Activity in the construction sector has slowed in Q3 of 2015, but the industry is remaining positive about the future, the latest Construction Products Association (CPA) figures have revealed.
The latest CPA forecast has been revised downwards since the summer, as a result of a slowdown in housing and commercial activity during Q3. Output is now expected to increase 3.6% and 3.8% in 2015 and 2016, respectively, revised down from 4.9% and 4.2%.
According to the CPA, this slowdown is expected to be temporary, with overall construction output forecast to rise by 19.7% between 2015 and 2019, driven by growth in the private housing, commercial and infrastructure sectors.
Dr Noble Francis, CPA economics director, said: "We remain positive about prospects for the construction industry. Private housing starts are forecast to rise, with major housebuilders signalling their intention to build more homes over the next 12 to 18 months."

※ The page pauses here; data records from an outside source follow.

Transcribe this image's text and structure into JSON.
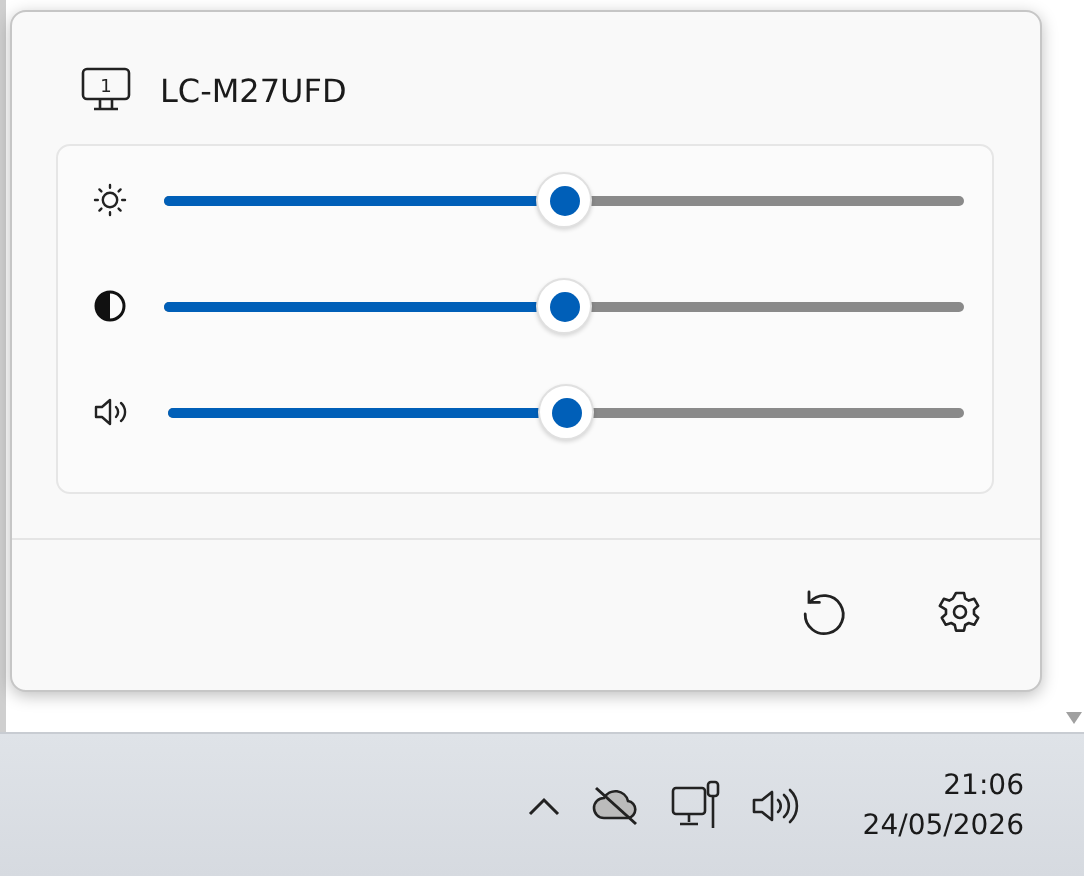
{
  "flyout": {
    "monitor_number": "1",
    "title": "LC-M27UFD",
    "sliders": [
      {
        "kind": "brightness",
        "level": 0.5
      },
      {
        "kind": "contrast",
        "level": 0.5
      },
      {
        "kind": "volume",
        "level": 0.5
      }
    ]
  },
  "taskbar": {
    "time": "21:06",
    "date": "24/05/2026"
  }
}
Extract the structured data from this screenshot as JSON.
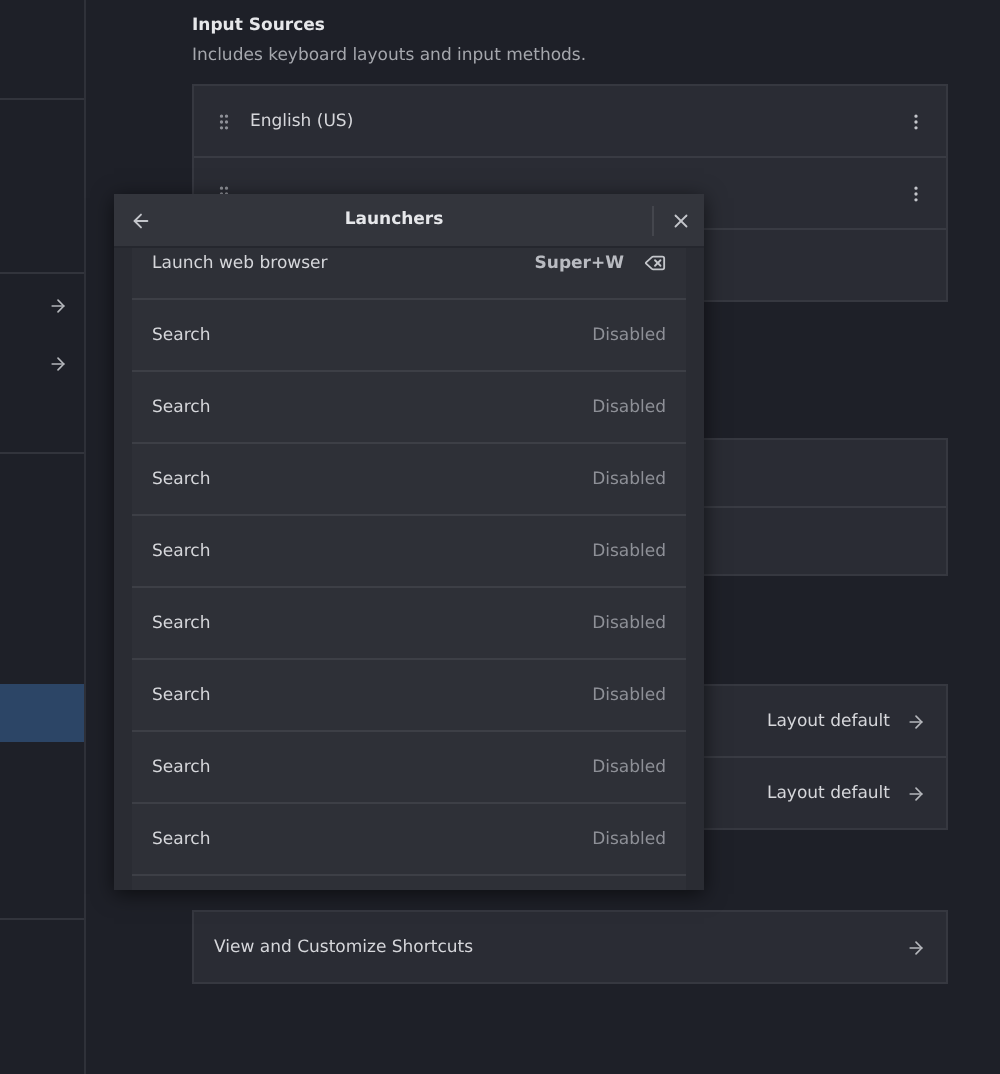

Dr Francis warned, however, that the public housing sector is expected to be adversely affected by uncertainty and a lack of funding, as well as the extension of the Right to Buy to housing associations, and cuts to social housing rents. Public housing starts are estimated to fall 10.0% in 2015 and a further 5.0% in 2016."
He said: "The commercial sector is forecast to enjoy growth from 2016 averaging 3.9% per year through to 2019. New offices construction is expected to be the primary driver of this growth, with increasing activity in cities such as Birmingham and Manchester, as well as growth in the capital.
"While growth prospects in construction remain positive, there are significant risks. Government austerity focuses on current spending rather than capital investment, but the risk remains that if government cannot reduce current spending as much as it anticipates, it may cut public construction projects to achieve its aims of eliminating the public sector deficit. In addition, within the construction industry, the key concerns regard skills shortages, which have already been reported in the housing sector but may become more prevalent across the wider industry over the next 12 to 18 months due to the forecast growth."